Understanding Banking Involution Mechanics
Destructive Manifestations
Dong Ximiao (董希淼), Chief Researcher at Zhaolian Finance, identifies four pathological patterns:
– Pricing insanity: Consumer loans priced below 3% despite 4.5%+ funding costs
– Risk negligence: Collateral waivers for corporate clients meeting volume thresholds
– Service cloning: 78% of regional banks offering identical digital interfaces
– Metric distortion: “Manual interest supplementation” schemes artificially inflating deposits
These practices created what Guangdong regulators term “cannibalistic competition” – where institutions erode industry margins to capture shrinking market shares.
Systemic Consequences
The fallout extends beyond profitability:
– Risk concentration: Non-performing loan ratios climbing 0.8% annually in involution hotspots
– Innovation atrophy: Fintech investment declining 17% among volume-focused banks
– Talent depletion: 32% turnover rates in high-pressure sales divisions
Dong Ximiao warns: “Such behaviors don’t merely reduce profits – they implant systemic time bombs.”
Regulatory Reinforcement Framework
Guangdong’s Pioneering Model
Guangdong Financial Regulatory Bureau Director Bao Zuming (包祖明) declared involution “the root of market chaos” while rolling out China’s first comprehensive countermeasures:
The “1+3+N” Architecture
– 1: Regulatory negative lists prohibiting 27 specific involutionary practices
– 3: Binding conventions including Anti-Unfair Competition Pacts and Banker Commitment Charters
– N: Sector-specific supplements covering wealth management, corporate lending, and digital banking
This multi-layered approach combines prohibition, peer accountability, and specialized remediation – creating what Bao terms “self-reinforcing correction mechanisms.”
The Future Banking Ecosystem
Transition Challenges
The anti-involution transformation presents hurdles:
– Short-term profitability dips estimated at 5-8% for rate-dependent institutions
– Operational restructuring costs averaging ¥420 million per mid-sized bank
– Workforce reskilling requiring 6-9 months for commercial staff
Xue Hongyan cautions: “Banks overly reliant on pricing advantages face painful but necessary adaptations.”
Emerging Best Practices
Forward-looking institutions demonstrate:
– Client stratification: Postal Savings Bank creating 11 customized service tiers
– Ecosystem banking: China CITIC Bank integrating logistics/fintech partners
– Precision pricing: China Everbright Bank implementing AI-driven risk-based models
Guangdong Banking Association metrics show early adopters reducing customer acquisition costs by 31% while increasing wallet share 19%.
Sustainable Banking Transformation Pathway
The anti-involution movement represents banking’s most significant recalibration since interest rate liberalization.
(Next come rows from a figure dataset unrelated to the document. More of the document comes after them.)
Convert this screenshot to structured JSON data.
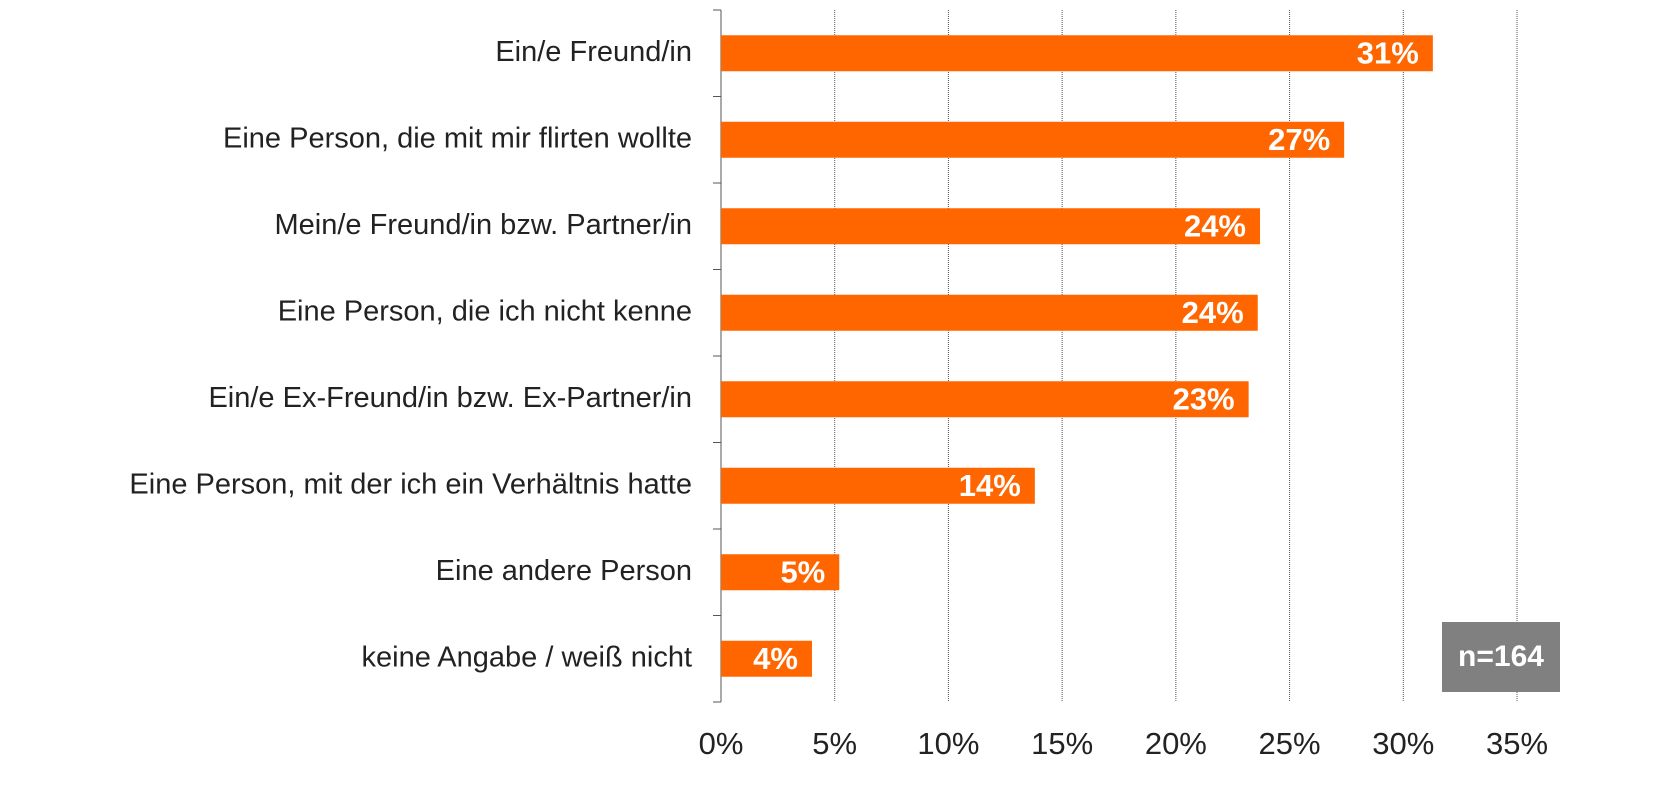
{
  "chart_data": {
    "type": "bar",
    "orientation": "horizontal",
    "categories": [
      "Ein/e Freund/in",
      "Eine Person, die mit mir flirten wollte",
      "Mein/e Freund/in bzw. Partner/in",
      "Eine Person, die ich nicht kenne",
      "Ein/e Ex-Freund/in bzw. Ex-Partner/in",
      "Eine Person, mit der ich ein Verhältnis hatte",
      "Eine andere Person",
      "keine Angabe / weiß nicht"
    ],
    "values": [
      31.3,
      27.4,
      23.7,
      23.6,
      23.2,
      13.8,
      5.2,
      4.0
    ],
    "value_labels": [
      "31%",
      "27%",
      "24%",
      "24%",
      "23%",
      "14%",
      "5%",
      "4%"
    ],
    "color": "#ff6600",
    "xlim": [
      0,
      35
    ],
    "xticks": [
      {
        "value": 0,
        "label": "0%"
      },
      {
        "value": 5,
        "label": "5%"
      },
      {
        "value": 10,
        "label": "10%"
      },
      {
        "value": 15,
        "label": "15%"
      },
      {
        "value": 20,
        "label": "20%"
      },
      {
        "value": 25,
        "label": "25%"
      },
      {
        "value": 30,
        "label": "30%"
      },
      {
        "value": 35,
        "label": "35%"
      }
    ],
    "grid": true,
    "annotation": "n=164"
  }
}
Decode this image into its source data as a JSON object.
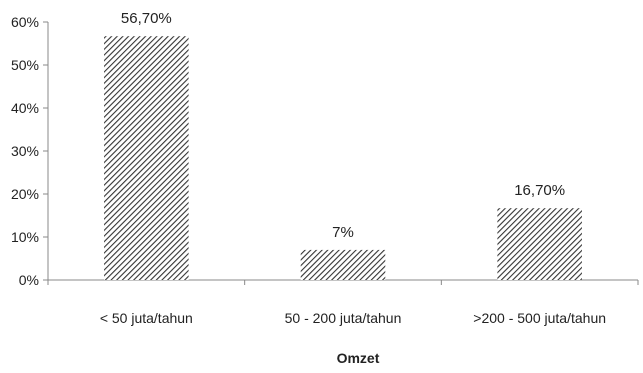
{
  "chart_data": {
    "type": "bar",
    "categories": [
      "< 50 juta/tahun",
      "50 - 200 juta/tahun",
      ">200 - 500 juta/tahun"
    ],
    "values": [
      56.7,
      7,
      16.7
    ],
    "data_labels": [
      "56,70%",
      "7%",
      "16,70%"
    ],
    "xlabel": "Omzet",
    "ylabel": "",
    "ylim": [
      0,
      60
    ],
    "yticks": [
      0,
      10,
      20,
      30,
      40,
      50,
      60
    ],
    "ytick_labels": [
      "0%",
      "10%",
      "20%",
      "30%",
      "40%",
      "50%",
      "60%"
    ],
    "grid": false,
    "bar_pattern": "diagonal-hatch",
    "colors": {
      "bar_hatch": "#333333",
      "axis": "#888888"
    }
  }
}
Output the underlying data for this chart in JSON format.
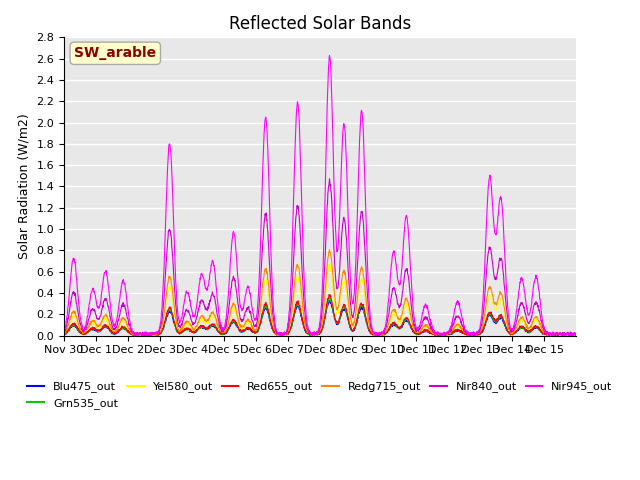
{
  "title": "Reflected Solar Bands",
  "ylabel": "Solar Radiation (W/m2)",
  "annotation": "SW_arable",
  "annotation_bg": "#ffffcc",
  "annotation_fg": "#8b0000",
  "ylim": [
    0,
    2.8
  ],
  "n_days": 16,
  "x_tick_labels": [
    "Nov 30",
    "Dec 1",
    "Dec 2",
    "Dec 3",
    "Dec 4",
    "Dec 5",
    "Dec 6",
    "Dec 7",
    "Dec 8",
    "Dec 9",
    "Dec 10",
    "Dec 11",
    "Dec 12",
    "Dec 13",
    "Dec 14",
    "Dec 15"
  ],
  "x_tick_positions": [
    0,
    1,
    2,
    3,
    4,
    5,
    6,
    7,
    8,
    9,
    10,
    11,
    12,
    13,
    14,
    15
  ],
  "series": [
    {
      "label": "Blu475_out",
      "color": "#0000ff",
      "scale": 0.12
    },
    {
      "label": "Grn535_out",
      "color": "#00cc00",
      "scale": 0.13
    },
    {
      "label": "Yel580_out",
      "color": "#ffff00",
      "scale": 0.25
    },
    {
      "label": "Red655_out",
      "color": "#ff0000",
      "scale": 0.14
    },
    {
      "label": "Redg715_out",
      "color": "#ff8800",
      "scale": 0.3
    },
    {
      "label": "Nir840_out",
      "color": "#cc00cc",
      "scale": 0.55
    },
    {
      "label": "Nir945_out",
      "color": "#ff00ff",
      "scale": 1.0
    }
  ],
  "background_color": "#e8e8e8",
  "grid_color": "#ffffff",
  "peak_heights": [
    0.71,
    0.42,
    0.59,
    0.5,
    1.79,
    0.4,
    0.55,
    0.67,
    0.95,
    0.44,
    2.04,
    2.18,
    2.6,
    1.97,
    2.09,
    0.77,
    1.1,
    0.27,
    0.3,
    1.46,
    1.26,
    0.52,
    0.54
  ],
  "peak_positions": [
    0.3,
    0.9,
    1.3,
    1.85,
    3.3,
    3.85,
    4.3,
    4.65,
    5.3,
    5.75,
    6.3,
    7.3,
    8.3,
    8.75,
    9.3,
    10.3,
    10.7,
    11.3,
    12.3,
    13.3,
    13.65,
    14.3,
    14.75
  ],
  "yticks": [
    0.0,
    0.2,
    0.4,
    0.6,
    0.8,
    1.0,
    1.2,
    1.4,
    1.6,
    1.8,
    2.0,
    2.2,
    2.4,
    2.6,
    2.8
  ]
}
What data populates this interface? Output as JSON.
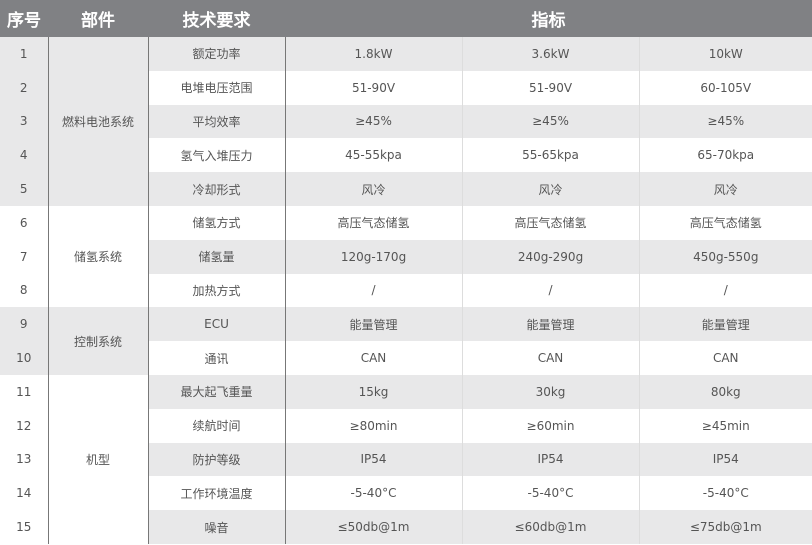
{
  "headers": {
    "index": "序号",
    "component": "部件",
    "requirement": "技术要求",
    "spec": "指标"
  },
  "groups": [
    {
      "name": "燃料电池系统",
      "rows": [
        {
          "no": "1",
          "req": "额定功率",
          "v": [
            "1.8kW",
            "3.6kW",
            "10kW"
          ]
        },
        {
          "no": "2",
          "req": "电堆电压范围",
          "v": [
            "51-90V",
            "51-90V",
            "60-105V"
          ]
        },
        {
          "no": "3",
          "req": "平均效率",
          "v": [
            "≥45%",
            "≥45%",
            "≥45%"
          ]
        },
        {
          "no": "4",
          "req": "氢气入堆压力",
          "v": [
            "45-55kpa",
            "55-65kpa",
            "65-70kpa"
          ]
        },
        {
          "no": "5",
          "req": "冷却形式",
          "v": [
            "风冷",
            "风冷",
            "风冷"
          ]
        }
      ]
    },
    {
      "name": "储氢系统",
      "rows": [
        {
          "no": "6",
          "req": "储氢方式",
          "v": [
            "高压气态储氢",
            "高压气态储氢",
            "高压气态储氢"
          ]
        },
        {
          "no": "7",
          "req": "储氢量",
          "v": [
            "120g-170g",
            "240g-290g",
            "450g-550g"
          ]
        },
        {
          "no": "8",
          "req": "加热方式",
          "v": [
            "/",
            "/",
            "/"
          ]
        }
      ]
    },
    {
      "name": "控制系统",
      "rows": [
        {
          "no": "9",
          "req": "ECU",
          "v": [
            "能量管理",
            "能量管理",
            "能量管理"
          ]
        },
        {
          "no": "10",
          "req": "通讯",
          "v": [
            "CAN",
            "CAN",
            "CAN"
          ]
        }
      ]
    },
    {
      "name": "机型",
      "rows": [
        {
          "no": "11",
          "req": "最大起飞重量",
          "v": [
            "15kg",
            "30kg",
            "80kg"
          ]
        },
        {
          "no": "12",
          "req": "续航时间",
          "v": [
            "≥80min",
            "≥60min",
            "≥45min"
          ]
        },
        {
          "no": "13",
          "req": "防护等级",
          "v": [
            "IP54",
            "IP54",
            "IP54"
          ]
        },
        {
          "no": "14",
          "req": "工作环境温度",
          "v": [
            "-5-40°C",
            "-5-40°C",
            "-5-40°C"
          ]
        },
        {
          "no": "15",
          "req": "噪音",
          "v": [
            "≤50db@1m",
            "≤60db@1m",
            "≤75db@1m"
          ]
        }
      ]
    }
  ]
}
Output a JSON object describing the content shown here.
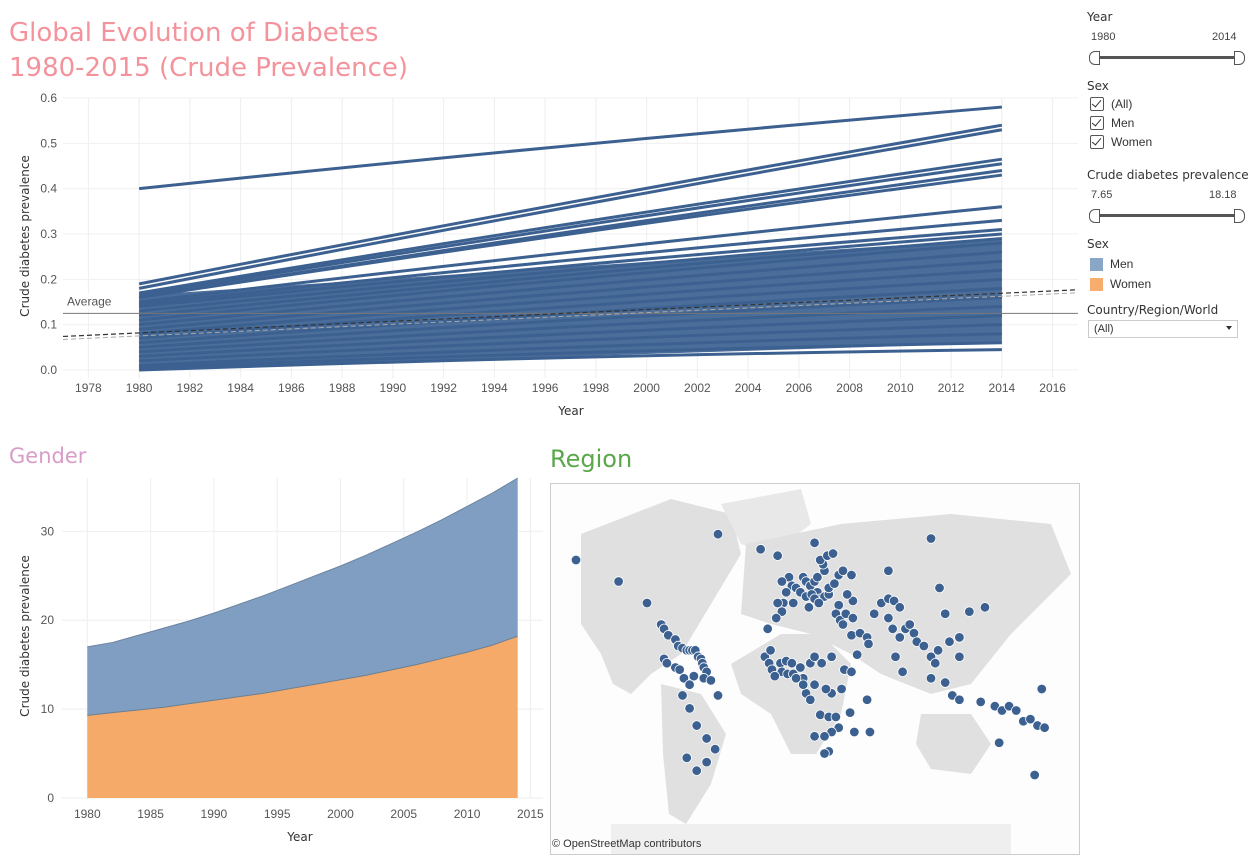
{
  "dashboard": {
    "title_line1": "Global Evolution of Diabetes",
    "title_line2": "1980-2015 (Crude Prevalence)",
    "gender_title": "Gender",
    "region_title": "Region",
    "map_attribution": "© OpenStreetMap contributors"
  },
  "filters": {
    "year": {
      "label": "Year",
      "min": "1980",
      "max": "2014"
    },
    "sex": {
      "label": "Sex",
      "options": [
        "(All)",
        "Men",
        "Women"
      ],
      "checked": [
        true,
        true,
        true
      ]
    },
    "prevalence": {
      "label": "Crude diabetes prevalence",
      "min": "7.65",
      "max": "18.18"
    },
    "sex_legend": {
      "label": "Sex",
      "items": [
        {
          "name": "Men",
          "color": "#8aa6c6"
        },
        {
          "name": "Women",
          "color": "#f7ad6e"
        }
      ]
    },
    "region": {
      "label": "Country/Region/World",
      "value": "(All)"
    }
  },
  "colors": {
    "line": "#3c6191",
    "men_area": "#7f9ec1",
    "women_area": "#f5aa6a",
    "title": "#f4939c",
    "gender_title": "#d89cc7",
    "region_title": "#5aa84a",
    "map_dot": "#3c6191",
    "land": "#e0e0e0"
  },
  "chart_data": [
    {
      "type": "line",
      "xlabel": "Year",
      "ylabel": "Crude diabetes prevalence",
      "xlim": [
        1977,
        2017
      ],
      "ylim": [
        0,
        0.6
      ],
      "x_ticks": [
        1978,
        1980,
        1982,
        1984,
        1986,
        1988,
        1990,
        1992,
        1994,
        1996,
        1998,
        2000,
        2002,
        2004,
        2006,
        2008,
        2010,
        2012,
        2014,
        2016
      ],
      "y_ticks": [
        "0.0",
        "0.1",
        "0.2",
        "0.3",
        "0.4",
        "0.5",
        "0.6"
      ],
      "x": [
        1980,
        2014
      ],
      "series": [
        {
          "values": [
            0.4,
            0.58
          ]
        },
        {
          "values": [
            0.19,
            0.54
          ]
        },
        {
          "values": [
            0.18,
            0.53
          ]
        },
        {
          "values": [
            0.17,
            0.465
          ]
        },
        {
          "values": [
            0.165,
            0.455
          ]
        },
        {
          "values": [
            0.16,
            0.44
          ]
        },
        {
          "values": [
            0.16,
            0.43
          ]
        },
        {
          "values": [
            0.15,
            0.36
          ]
        },
        {
          "values": [
            0.145,
            0.33
          ]
        },
        {
          "values": [
            0.14,
            0.31
          ]
        },
        {
          "values": [
            0.13,
            0.3
          ]
        },
        {
          "values": [
            0.12,
            0.29
          ]
        },
        {
          "values": [
            0.11,
            0.28
          ]
        },
        {
          "values": [
            0.1,
            0.26
          ]
        },
        {
          "values": [
            0.09,
            0.24
          ]
        },
        {
          "values": [
            0.08,
            0.22
          ]
        },
        {
          "values": [
            0.07,
            0.2
          ]
        },
        {
          "values": [
            0.06,
            0.18
          ]
        },
        {
          "values": [
            0.05,
            0.16
          ]
        },
        {
          "values": [
            0.04,
            0.14
          ]
        },
        {
          "values": [
            0.03,
            0.12
          ]
        },
        {
          "values": [
            0.02,
            0.1
          ]
        },
        {
          "values": [
            0.01,
            0.08
          ]
        },
        {
          "values": [
            0.005,
            0.06
          ]
        },
        {
          "values": [
            0.0,
            0.045
          ]
        }
      ],
      "average": {
        "label": "Average",
        "value": 0.125
      },
      "trend": [
        0.074,
        0.177
      ]
    },
    {
      "type": "area",
      "xlabel": "Year",
      "ylabel": "Crude diabetes prevalence",
      "xlim": [
        1978,
        2016
      ],
      "ylim": [
        0,
        36
      ],
      "x_ticks": [
        1980,
        1985,
        1990,
        1995,
        2000,
        2005,
        2010,
        2015
      ],
      "y_ticks": [
        0,
        10,
        20,
        30
      ],
      "x": [
        1980,
        1982,
        1984,
        1986,
        1988,
        1990,
        1992,
        1994,
        1996,
        1998,
        2000,
        2002,
        2004,
        2006,
        2008,
        2010,
        2012,
        2014
      ],
      "series": [
        {
          "name": "Women",
          "values": [
            9.3,
            9.6,
            9.9,
            10.2,
            10.6,
            11.0,
            11.4,
            11.8,
            12.3,
            12.8,
            13.3,
            13.8,
            14.4,
            15.0,
            15.7,
            16.4,
            17.2,
            18.2
          ]
        },
        {
          "name": "Men",
          "values": [
            17.0,
            17.5,
            18.3,
            19.1,
            19.9,
            20.8,
            21.8,
            22.8,
            23.9,
            25.0,
            26.1,
            27.3,
            28.6,
            29.9,
            31.3,
            32.8,
            34.3,
            36.0
          ]
        }
      ]
    }
  ],
  "map": {
    "type": "symbol_map",
    "dots": [
      [
        -150,
        60
      ],
      [
        -120,
        50
      ],
      [
        -100,
        40
      ],
      [
        -90,
        30
      ],
      [
        -88,
        28
      ],
      [
        -85,
        25
      ],
      [
        -80,
        23
      ],
      [
        -78,
        20
      ],
      [
        -75,
        19
      ],
      [
        -72,
        18
      ],
      [
        -70,
        18
      ],
      [
        -68,
        18
      ],
      [
        -66,
        18
      ],
      [
        -64,
        15
      ],
      [
        -62,
        14
      ],
      [
        -61,
        12
      ],
      [
        -60,
        10
      ],
      [
        -58,
        8
      ],
      [
        -80,
        10
      ],
      [
        -77,
        9
      ],
      [
        -74,
        5
      ],
      [
        -70,
        2
      ],
      [
        -67,
        6
      ],
      [
        -75,
        -3
      ],
      [
        -70,
        -9
      ],
      [
        -50,
        -3
      ],
      [
        -65,
        -17
      ],
      [
        -58,
        -23
      ],
      [
        -72,
        -32
      ],
      [
        -65,
        -38
      ],
      [
        -58,
        -34
      ],
      [
        -52,
        -28
      ],
      [
        -60,
        5
      ],
      [
        -55,
        4
      ],
      [
        -88,
        14
      ],
      [
        -86,
        12
      ],
      [
        -20,
        65
      ],
      [
        -8,
        62
      ],
      [
        0,
        52
      ],
      [
        -5,
        50
      ],
      [
        2,
        48
      ],
      [
        -2,
        45
      ],
      [
        5,
        47
      ],
      [
        10,
        52
      ],
      [
        12,
        50
      ],
      [
        15,
        48
      ],
      [
        18,
        50
      ],
      [
        20,
        52
      ],
      [
        25,
        55
      ],
      [
        24,
        58
      ],
      [
        22,
        60
      ],
      [
        27,
        62
      ],
      [
        20,
        45
      ],
      [
        22,
        42
      ],
      [
        25,
        43
      ],
      [
        28,
        44
      ],
      [
        8,
        45
      ],
      [
        12,
        43
      ],
      [
        16,
        44
      ],
      [
        18,
        42
      ],
      [
        21,
        40
      ],
      [
        14,
        38
      ],
      [
        3,
        40
      ],
      [
        -4,
        40
      ],
      [
        -8,
        40
      ],
      [
        -5,
        36
      ],
      [
        28,
        47
      ],
      [
        32,
        49
      ],
      [
        35,
        53
      ],
      [
        38,
        55
      ],
      [
        44,
        53
      ],
      [
        35,
        39
      ],
      [
        33,
        35
      ],
      [
        36,
        32
      ],
      [
        38,
        30
      ],
      [
        40,
        35
      ],
      [
        45,
        33
      ],
      [
        44,
        25
      ],
      [
        50,
        26
      ],
      [
        55,
        24
      ],
      [
        56,
        21
      ],
      [
        48,
        16
      ],
      [
        60,
        35
      ],
      [
        65,
        40
      ],
      [
        70,
        42
      ],
      [
        74,
        41
      ],
      [
        78,
        38
      ],
      [
        70,
        33
      ],
      [
        73,
        28
      ],
      [
        78,
        24
      ],
      [
        82,
        28
      ],
      [
        88,
        26
      ],
      [
        90,
        22
      ],
      [
        85,
        30
      ],
      [
        75,
        15
      ],
      [
        80,
        8
      ],
      [
        95,
        20
      ],
      [
        100,
        15
      ],
      [
        103,
        12
      ],
      [
        105,
        18
      ],
      [
        100,
        5
      ],
      [
        110,
        3
      ],
      [
        113,
        22
      ],
      [
        120,
        24
      ],
      [
        127,
        36
      ],
      [
        138,
        38
      ],
      [
        106,
        47
      ],
      [
        110,
        35
      ],
      [
        120,
        15
      ],
      [
        115,
        -3
      ],
      [
        120,
        -5
      ],
      [
        135,
        -6
      ],
      [
        145,
        -8
      ],
      [
        150,
        -10
      ],
      [
        155,
        -8
      ],
      [
        160,
        -10
      ],
      [
        165,
        -15
      ],
      [
        170,
        -14
      ],
      [
        175,
        -17
      ],
      [
        180,
        -18
      ],
      [
        148,
        -25
      ],
      [
        173,
        -40
      ],
      [
        178,
        0
      ],
      [
        -9,
        33
      ],
      [
        -15,
        28
      ],
      [
        -17,
        15
      ],
      [
        -14,
        12
      ],
      [
        -12,
        9
      ],
      [
        -6,
        12
      ],
      [
        -2,
        13
      ],
      [
        2,
        12
      ],
      [
        -5,
        8
      ],
      [
        -1,
        7
      ],
      [
        3,
        7
      ],
      [
        8,
        10
      ],
      [
        10,
        5
      ],
      [
        15,
        12
      ],
      [
        18,
        15
      ],
      [
        23,
        12
      ],
      [
        30,
        15
      ],
      [
        39,
        9
      ],
      [
        44,
        8
      ],
      [
        37,
        0
      ],
      [
        30,
        -2
      ],
      [
        26,
        0
      ],
      [
        18,
        2
      ],
      [
        12,
        -2
      ],
      [
        15,
        -5
      ],
      [
        22,
        -12
      ],
      [
        28,
        -13
      ],
      [
        33,
        -13
      ],
      [
        35,
        -18
      ],
      [
        30,
        -20
      ],
      [
        25,
        -22
      ],
      [
        18,
        -22
      ],
      [
        28,
        -29
      ],
      [
        25,
        -30
      ],
      [
        46,
        -20
      ],
      [
        57,
        -20
      ],
      [
        55,
        -5
      ],
      [
        43,
        -11
      ],
      [
        10,
        2
      ],
      [
        5,
        5
      ],
      [
        -10,
        6
      ],
      [
        -13,
        18
      ],
      [
        31,
        63
      ],
      [
        18,
        68
      ],
      [
        -50,
        72
      ],
      [
        100,
        70
      ],
      [
        45,
        41
      ],
      [
        41,
        44
      ],
      [
        70,
        55
      ]
    ]
  }
}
ICBC’s leadership provides the catalyst, but lasting transformation requires tripartite commitment:
Financial institutions must:
– Replace volume obsession with value creation metrics
– Develop specialized competencies beyond price competition
– Embed risk consciousness in all growth initiatives
Regulators should:
– Expand the Guangdong model nationally
– Enhance digital monitoring of irrational pricing
– Accelerate consolidation among weaker regional players
Customers can:
– Reward service differentiation over marginal rate advantages
– Support transparent banking relationships
– Report predatory pricing through CBIRC channels
As Dong Ximiao concludes: “Healthy competition requires diversity – institutions serving distinct needs through customized strengths.” This anti-involution breakthrough finally makes that vision achievable. For stakeholders, the imperative is clear: Champion institutions advancing substantive reforms, scrutinize superficial compliance, and actively participate in rebuilding China’s banking foundation.